Она носится вокруг нас, как ветер, она быстродвижна. В секунду времени ей нужно быть то у одной постели, то у другой, то возле аварии, то на поле битвы. Ей можно крикнуть: «Постой! Я знаю: ты рядом!» Но я не кричу. Страшно. Хотя мне есть о чем ее спросить.
Она забрала многих, кого я люблю. Она отделяла души от тела и целовала холодный лоб, который и я целовал, когда он был теплым. Она провожала души на суд. Спрашивать ее об их загробной участи глупо. Ведь смерть – не хозяйка вечности, а лишь привратник, переводящий души через порог.
Однажды она сама пришла ко мне, и вот что я помню из краткого того разговора. По моей спине пробегал колючий холод. Голос предательски срывался, и заметно подрагивали руки.
– Со мной не бывает дружбы, – сказала она. – Я так же бесстрастно приду к тебе, как и к другому, хотя ты говоришь со мной, а кто-то ни разу обо мне не думал.
– С тобой знакомят риск, скорость, экстремальный спорт?
– Это – глупость глупых. Я серьезна.
– А мистерии древних, египетские, тибетские книги, они важны?
_?!
– Ну все, кто хотел убежать от тебя, побороть тебя?..
– Один только победил меня. Он – мой Хозяин и твой. Ему служи, и Он о тебе позаботится.
– А те, которых я не могу забыть, как они умирали?
– Мы долго говорим. Меня уже заждались.
– Послушай, но…
– До встречи.
– Когда?
– До неизбежной встречи.
Она ушла, а я так и не поднял ее капюшон. И кистей рук ее я не видел, их закрывали рукава одежды. Но голос, голос я помню. Он не старушечий, не скрипучий и не могильный. В нем нет завываний. Спокойный, ровный голос, какой может принадлежать и юноше, и взрослой женщине.
Нужно было спрашивать о главном: о тех, кто встречал ее без страха, что нужно сделать, чтобы ее не бояться… Да мало ли о чем можно было у нее спросить? Но даже на первом свидании с девушкой лепечешь не то, что хочешь, и выглядишь полным идиотом. Тем более на первой встрече со смертью.

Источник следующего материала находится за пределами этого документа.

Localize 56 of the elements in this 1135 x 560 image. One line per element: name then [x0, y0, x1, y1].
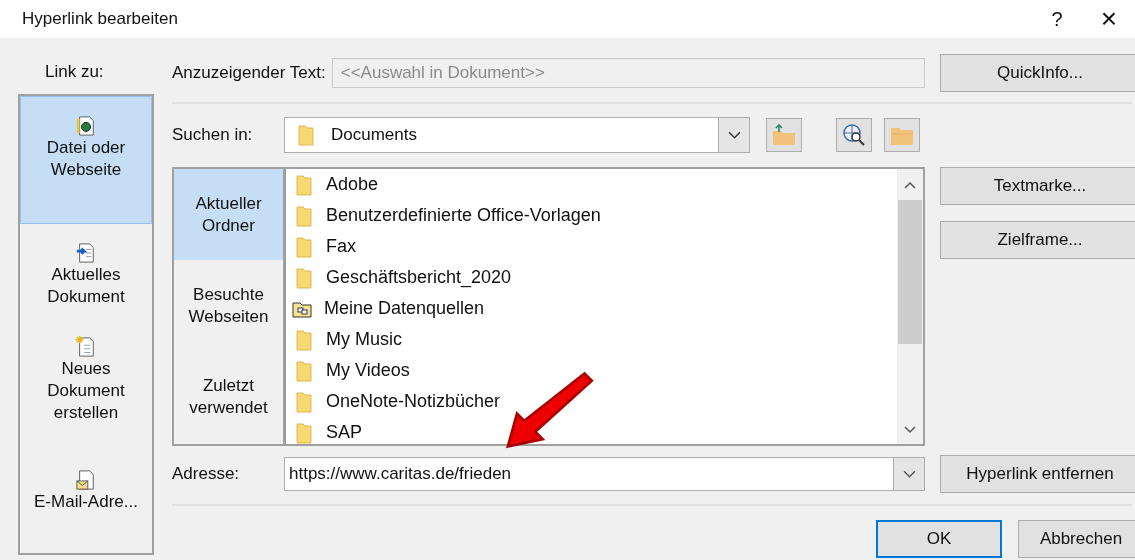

Мы с ней неминуемо встретимся снова. Она, исполняя долг, сделает вид, что меня не помнит, и, как мастер, приступит к делу. А мне до этого дня нужно будет многое исполнить и многому научиться, чтоб ее не бояться. Ведь отдавать себя в ее руки нужно так легко, как отдает таможеннику паспорт человек, улетающий за границу на отдых.
Точное имя ада
Резиновый мяч
Резиновый мяч, с усилием погруженный в воду, тотчас выскочит из воды, как только мы его отпустим. Точно так же мысль о смерти выскакивает из сердца, как только перестаешь ее туда с усилием погружать. Мысль о смерти чужда человеку, и в этом есть тайна. Для того чтобы понять, что ты обязан уйти из мира, как и все остальные, нужно столько же усилий ума, сколько тратит человек, начиная партию с «е-2 – е-4». Но в том-то и фокус, что логические операции – это не жизнь. Это – обслуживание жизни. Сама жизнь нелогична, вернее – сверхлогична. Страшно сказать, но мне иногда и дела нет до того, что одни уже умерли, а другие умрут. Чувство вечности, чувство личного бессмертия живет в моей груди, как цыпленок под скорлупой, и с каждым ударом сердца просится наружу. А что же смертный страх? Он есть? Да, есть. Но это страх суда, это боязнь уйти на суд неготовым. Это предчувствие того ужаса, который охватит грешника, когда надо будет поднять лицо и глаза в глаза посмотреть на Иисуса Христа. Для человека, который не любил Христа и всю жизнь умудрился прожить без Него, других мук не надо. Надеюсь, для любящего все будет иначе.
Трогательны слова акафиста:
Иисусе, надежде в смерти моей,
Иисусе, жизнь по смерти моей,
Иисусе, утешение мое на Суде Твоем,
Иисусе, желание мое, не посрами мене тогда…
Так, посреди шума костей, сустав к суставу соединяющихся друг с другом, посреди страха от разгибающихся книг и ожидания приговора человек, любящий Христа, будет смотреть на Него с любовью. «Что бы Ты ни сказал мне, – подумает такой человек, – куда бы Ты ни отослал меня, Ты – утешение мое на Суде Твоем».